Staff at the mansion are aiming this year to draw in more young people early in life, knowing a good experience will bring them back as they get older.
“It starts for us with our school visits because it’s about getting people into the museums when they’re young, having a really good experience at a young age we know brings them back,” said Jayne Austin, the Ipswich museums manager. “That’s really important.
“The development of the Egyptian gallery a few years ago increased the number of school visits and again that helps sustain that and boost the income.
“Our evening events programme for next year is another income source but it’s all reaching an additional audience.”
But it is not just about organised school visits – specialist events, perhaps not directly linked with the mansion’s collections but using its impressive spaces, are also being run with younger attendees in mind.
Mrs Austin said: “We are developing and expanding the range of events we do and it’s about ensuring those events are reaching a range of different audiences.”
Izzy Keith, the mansion’s collections and learning curator, added: “For the events, what’s really important that we’re trying this year is we’re providing a more diverse range of events in comparison to other years.
“What we’re trying to tell the people of Ipswich is if you haven’t been to the museum in years this is a space for you that you can come to and do fun things.

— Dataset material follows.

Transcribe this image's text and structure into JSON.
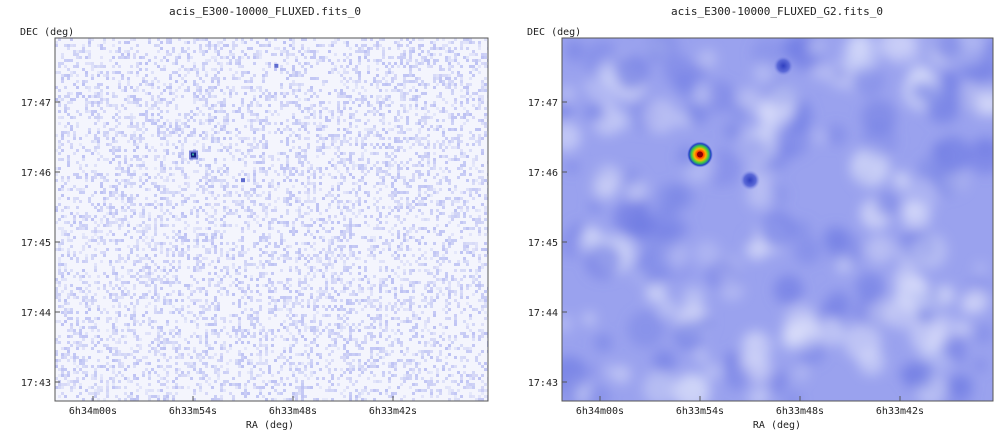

You don’t just have to come and look at the displays.”
The mansion’s high standing amongst other museums means it can offer access to world famous collections, from spectacular Constable paintings (it has the largest collection of his oil paintings outside London and hosted his renowned Salisbury Cathedral from the Meadows last year) to sometimes grisly artefacts.
“There was a missionary from the area who built up a collection up but, alas, got eaten, and we have the fork he possibly was eaten with. It’s a great story, people love grisly stories,” said Carole Jones, Ipswich Borough Councils development portfolio holder, who’s remit includes the town’s museums.
Talking about this year’s plans for Christchurch Mansion Mrs Austin said: “We have quite an exciting exhibitions programme planned for the Ipswich Arts School Gallery for next year.
“And the mansion is being refurbished this year which means we’ll have many upgrades and improvements which will enable us to do a lot more. The whole world is here really.”